Desde muy chico tengo todas las ganas de hacerme un amplificador tri-amplificado. 
Leyendo, por alguna que otra pagina, me topo con información ya muy fina, pero que a su vez muy escencial: "Psicoacustica". Un pequeño resumen de lo que me llamo la atención, es la sensibilidad del oido humano ante las frecuencias. Investigando en el proyecto que me embarque, me encuentro con la falta de experiencia, y por eso acudo a este lugar.
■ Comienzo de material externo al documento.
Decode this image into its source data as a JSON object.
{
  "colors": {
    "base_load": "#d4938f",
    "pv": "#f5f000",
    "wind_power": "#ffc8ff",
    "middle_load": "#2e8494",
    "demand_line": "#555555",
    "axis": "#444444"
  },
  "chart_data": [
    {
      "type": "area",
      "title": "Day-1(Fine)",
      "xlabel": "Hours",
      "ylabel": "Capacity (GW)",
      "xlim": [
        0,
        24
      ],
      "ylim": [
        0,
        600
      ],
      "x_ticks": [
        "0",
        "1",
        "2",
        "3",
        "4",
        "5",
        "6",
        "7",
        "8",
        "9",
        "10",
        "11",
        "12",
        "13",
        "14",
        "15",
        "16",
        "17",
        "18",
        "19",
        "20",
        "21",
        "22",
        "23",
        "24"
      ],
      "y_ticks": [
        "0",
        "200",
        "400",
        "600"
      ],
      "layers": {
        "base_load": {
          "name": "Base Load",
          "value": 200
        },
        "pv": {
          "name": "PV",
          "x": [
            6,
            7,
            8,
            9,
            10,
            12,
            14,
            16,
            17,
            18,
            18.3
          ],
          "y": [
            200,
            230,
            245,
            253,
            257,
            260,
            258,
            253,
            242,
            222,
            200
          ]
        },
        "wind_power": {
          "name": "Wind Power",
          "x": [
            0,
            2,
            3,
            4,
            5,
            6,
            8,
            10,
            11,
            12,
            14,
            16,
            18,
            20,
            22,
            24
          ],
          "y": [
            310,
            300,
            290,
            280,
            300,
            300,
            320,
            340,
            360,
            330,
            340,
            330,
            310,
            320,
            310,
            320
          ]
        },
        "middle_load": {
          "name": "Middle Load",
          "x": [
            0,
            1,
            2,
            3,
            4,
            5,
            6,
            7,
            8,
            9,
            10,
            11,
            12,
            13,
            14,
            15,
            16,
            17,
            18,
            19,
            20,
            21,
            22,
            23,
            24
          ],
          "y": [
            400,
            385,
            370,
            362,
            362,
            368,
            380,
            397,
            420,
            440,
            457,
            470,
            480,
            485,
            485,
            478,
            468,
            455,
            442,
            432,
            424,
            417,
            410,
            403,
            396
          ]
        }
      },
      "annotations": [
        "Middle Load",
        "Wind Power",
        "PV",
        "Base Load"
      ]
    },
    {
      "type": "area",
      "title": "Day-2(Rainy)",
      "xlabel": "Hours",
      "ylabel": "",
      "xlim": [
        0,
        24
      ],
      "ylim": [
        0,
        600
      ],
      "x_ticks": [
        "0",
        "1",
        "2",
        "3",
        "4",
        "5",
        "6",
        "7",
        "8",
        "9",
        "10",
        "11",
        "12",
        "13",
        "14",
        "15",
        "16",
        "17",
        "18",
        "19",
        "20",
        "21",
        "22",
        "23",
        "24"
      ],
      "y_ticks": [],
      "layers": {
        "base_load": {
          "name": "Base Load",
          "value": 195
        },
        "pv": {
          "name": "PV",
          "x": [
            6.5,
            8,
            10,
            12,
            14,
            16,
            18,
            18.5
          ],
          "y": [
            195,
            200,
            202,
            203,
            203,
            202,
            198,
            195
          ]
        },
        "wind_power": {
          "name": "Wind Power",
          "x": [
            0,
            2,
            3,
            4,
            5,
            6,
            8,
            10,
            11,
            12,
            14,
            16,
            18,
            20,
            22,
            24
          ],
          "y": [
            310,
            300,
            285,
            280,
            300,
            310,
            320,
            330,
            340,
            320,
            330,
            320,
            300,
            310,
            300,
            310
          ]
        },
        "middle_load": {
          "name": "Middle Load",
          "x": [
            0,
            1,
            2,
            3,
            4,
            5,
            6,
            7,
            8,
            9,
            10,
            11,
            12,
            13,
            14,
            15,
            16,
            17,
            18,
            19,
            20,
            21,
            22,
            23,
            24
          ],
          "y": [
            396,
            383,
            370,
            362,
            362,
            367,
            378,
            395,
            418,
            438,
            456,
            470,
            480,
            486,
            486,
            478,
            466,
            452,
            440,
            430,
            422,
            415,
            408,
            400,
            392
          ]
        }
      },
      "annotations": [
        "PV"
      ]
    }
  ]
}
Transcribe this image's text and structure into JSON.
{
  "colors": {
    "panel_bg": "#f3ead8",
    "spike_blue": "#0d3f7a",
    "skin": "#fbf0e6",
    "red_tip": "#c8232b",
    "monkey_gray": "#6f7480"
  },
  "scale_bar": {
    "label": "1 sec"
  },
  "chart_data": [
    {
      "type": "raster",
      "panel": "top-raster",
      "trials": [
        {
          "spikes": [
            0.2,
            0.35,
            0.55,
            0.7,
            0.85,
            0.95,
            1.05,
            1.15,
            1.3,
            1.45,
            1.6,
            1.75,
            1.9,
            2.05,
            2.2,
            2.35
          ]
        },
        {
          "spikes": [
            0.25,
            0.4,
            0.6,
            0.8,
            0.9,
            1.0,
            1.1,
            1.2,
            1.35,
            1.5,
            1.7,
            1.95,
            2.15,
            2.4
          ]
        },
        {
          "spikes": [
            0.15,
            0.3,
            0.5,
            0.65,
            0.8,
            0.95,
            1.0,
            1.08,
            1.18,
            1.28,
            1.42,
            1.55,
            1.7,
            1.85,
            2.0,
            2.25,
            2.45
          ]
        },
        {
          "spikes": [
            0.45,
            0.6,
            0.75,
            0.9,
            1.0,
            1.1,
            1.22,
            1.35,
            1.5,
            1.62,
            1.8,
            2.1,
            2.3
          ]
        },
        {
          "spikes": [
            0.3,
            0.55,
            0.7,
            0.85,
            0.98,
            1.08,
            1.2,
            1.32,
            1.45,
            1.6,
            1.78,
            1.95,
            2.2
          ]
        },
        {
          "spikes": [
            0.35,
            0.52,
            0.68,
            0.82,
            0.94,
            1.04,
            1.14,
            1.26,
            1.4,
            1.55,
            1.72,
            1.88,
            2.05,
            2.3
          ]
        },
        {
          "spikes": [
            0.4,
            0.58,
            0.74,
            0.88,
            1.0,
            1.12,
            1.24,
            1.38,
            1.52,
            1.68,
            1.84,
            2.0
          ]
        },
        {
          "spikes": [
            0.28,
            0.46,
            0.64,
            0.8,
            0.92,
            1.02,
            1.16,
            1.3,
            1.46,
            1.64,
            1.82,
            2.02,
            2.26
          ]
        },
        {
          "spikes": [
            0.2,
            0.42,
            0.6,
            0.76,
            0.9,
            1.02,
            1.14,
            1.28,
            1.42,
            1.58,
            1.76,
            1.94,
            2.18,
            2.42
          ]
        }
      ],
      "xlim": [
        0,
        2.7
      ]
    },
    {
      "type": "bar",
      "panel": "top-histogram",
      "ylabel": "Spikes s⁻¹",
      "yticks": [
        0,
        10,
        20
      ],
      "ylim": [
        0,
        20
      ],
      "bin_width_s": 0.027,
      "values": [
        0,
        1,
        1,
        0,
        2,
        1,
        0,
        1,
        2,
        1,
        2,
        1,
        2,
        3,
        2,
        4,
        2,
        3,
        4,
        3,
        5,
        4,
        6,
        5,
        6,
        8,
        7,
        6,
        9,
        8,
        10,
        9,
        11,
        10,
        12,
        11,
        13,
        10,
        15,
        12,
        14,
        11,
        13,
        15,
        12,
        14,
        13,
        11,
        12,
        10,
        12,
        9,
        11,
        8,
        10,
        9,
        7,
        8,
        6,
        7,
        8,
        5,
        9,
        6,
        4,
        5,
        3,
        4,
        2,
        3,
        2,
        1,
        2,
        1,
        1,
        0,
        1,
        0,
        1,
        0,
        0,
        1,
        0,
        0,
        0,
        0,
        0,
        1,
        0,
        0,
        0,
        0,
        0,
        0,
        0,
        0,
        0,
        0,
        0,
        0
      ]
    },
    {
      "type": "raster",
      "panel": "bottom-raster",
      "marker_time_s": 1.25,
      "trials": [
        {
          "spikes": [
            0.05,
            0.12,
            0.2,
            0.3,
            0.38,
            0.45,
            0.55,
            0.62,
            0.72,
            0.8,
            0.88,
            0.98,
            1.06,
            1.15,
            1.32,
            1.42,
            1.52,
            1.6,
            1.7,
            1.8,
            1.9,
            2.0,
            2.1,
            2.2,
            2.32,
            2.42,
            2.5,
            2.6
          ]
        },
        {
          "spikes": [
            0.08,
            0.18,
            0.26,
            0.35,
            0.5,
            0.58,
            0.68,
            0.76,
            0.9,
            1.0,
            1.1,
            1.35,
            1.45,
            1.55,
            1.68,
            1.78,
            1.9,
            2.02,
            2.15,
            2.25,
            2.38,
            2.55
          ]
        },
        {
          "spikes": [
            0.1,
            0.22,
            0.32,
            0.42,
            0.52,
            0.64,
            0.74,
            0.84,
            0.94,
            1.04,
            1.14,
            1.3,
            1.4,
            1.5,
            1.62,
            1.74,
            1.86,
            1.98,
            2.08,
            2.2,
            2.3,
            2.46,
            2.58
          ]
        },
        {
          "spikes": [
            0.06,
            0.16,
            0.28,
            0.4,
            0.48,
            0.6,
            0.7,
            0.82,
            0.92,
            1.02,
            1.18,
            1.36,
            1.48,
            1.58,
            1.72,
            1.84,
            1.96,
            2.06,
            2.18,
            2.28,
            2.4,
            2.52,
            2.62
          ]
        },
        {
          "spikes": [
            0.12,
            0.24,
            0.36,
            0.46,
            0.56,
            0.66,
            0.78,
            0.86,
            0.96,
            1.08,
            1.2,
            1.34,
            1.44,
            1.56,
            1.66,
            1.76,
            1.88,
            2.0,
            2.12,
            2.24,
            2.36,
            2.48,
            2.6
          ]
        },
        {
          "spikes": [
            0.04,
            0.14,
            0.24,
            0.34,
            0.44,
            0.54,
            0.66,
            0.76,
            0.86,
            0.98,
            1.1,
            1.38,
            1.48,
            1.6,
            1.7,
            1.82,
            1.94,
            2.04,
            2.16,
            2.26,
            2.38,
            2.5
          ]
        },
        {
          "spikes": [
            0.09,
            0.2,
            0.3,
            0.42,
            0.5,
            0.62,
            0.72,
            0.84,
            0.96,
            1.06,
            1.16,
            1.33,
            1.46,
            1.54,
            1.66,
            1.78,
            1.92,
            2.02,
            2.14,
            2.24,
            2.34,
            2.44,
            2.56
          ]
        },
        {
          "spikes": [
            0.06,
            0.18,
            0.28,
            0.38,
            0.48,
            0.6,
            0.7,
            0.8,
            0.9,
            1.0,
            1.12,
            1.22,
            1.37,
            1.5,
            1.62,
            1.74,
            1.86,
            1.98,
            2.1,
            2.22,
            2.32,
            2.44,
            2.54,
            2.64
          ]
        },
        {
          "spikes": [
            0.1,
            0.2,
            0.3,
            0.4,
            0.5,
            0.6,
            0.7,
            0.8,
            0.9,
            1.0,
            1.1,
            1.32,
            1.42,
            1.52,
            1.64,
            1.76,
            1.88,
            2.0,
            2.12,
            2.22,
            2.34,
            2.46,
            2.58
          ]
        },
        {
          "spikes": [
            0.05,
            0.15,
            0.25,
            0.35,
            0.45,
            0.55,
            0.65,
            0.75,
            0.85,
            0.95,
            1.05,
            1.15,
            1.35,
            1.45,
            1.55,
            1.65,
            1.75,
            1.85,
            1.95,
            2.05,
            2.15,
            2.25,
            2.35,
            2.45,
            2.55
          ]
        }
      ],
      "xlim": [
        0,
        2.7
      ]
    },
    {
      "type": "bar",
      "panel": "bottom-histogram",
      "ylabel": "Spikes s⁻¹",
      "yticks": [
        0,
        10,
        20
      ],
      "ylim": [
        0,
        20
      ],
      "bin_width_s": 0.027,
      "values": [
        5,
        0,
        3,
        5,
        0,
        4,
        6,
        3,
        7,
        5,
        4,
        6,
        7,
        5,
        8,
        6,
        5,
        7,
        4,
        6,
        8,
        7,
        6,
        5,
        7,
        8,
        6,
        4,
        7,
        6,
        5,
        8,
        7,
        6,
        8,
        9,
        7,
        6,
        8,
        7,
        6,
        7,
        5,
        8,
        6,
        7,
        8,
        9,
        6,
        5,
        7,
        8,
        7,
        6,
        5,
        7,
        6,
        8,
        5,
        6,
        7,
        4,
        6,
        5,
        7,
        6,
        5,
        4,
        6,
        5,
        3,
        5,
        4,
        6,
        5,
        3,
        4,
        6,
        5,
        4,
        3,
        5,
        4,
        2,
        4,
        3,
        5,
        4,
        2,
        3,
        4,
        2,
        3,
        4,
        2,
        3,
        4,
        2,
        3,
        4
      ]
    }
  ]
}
Necesito que me recomenden frecuencias de crossover y las relaciones de potencias entre los amplificador para poder realizar un amplificador Tri-Amplificado.

Ej:
_____________________
   Potencias:

graves- 5
medios- 2
agudos- 3
_____________________
   Frecuencias de corte:

graves < 100HZ
100Hz < medios < 2,5KHz
2,5KHz < Agudos
_____________________

Esto se me ocurre a mi por intuicion, pero me gustaria algo un poco mas fundamentado. Si solo es por experiencia, tal vez sea mejor bienvenida, pero todo aporte ayuda. =)

Muchisimas gracias.
EzEkieL


----------



## Cacho (Jun 19, 2009)

Cambié tu tema de sección.

Saludos


----------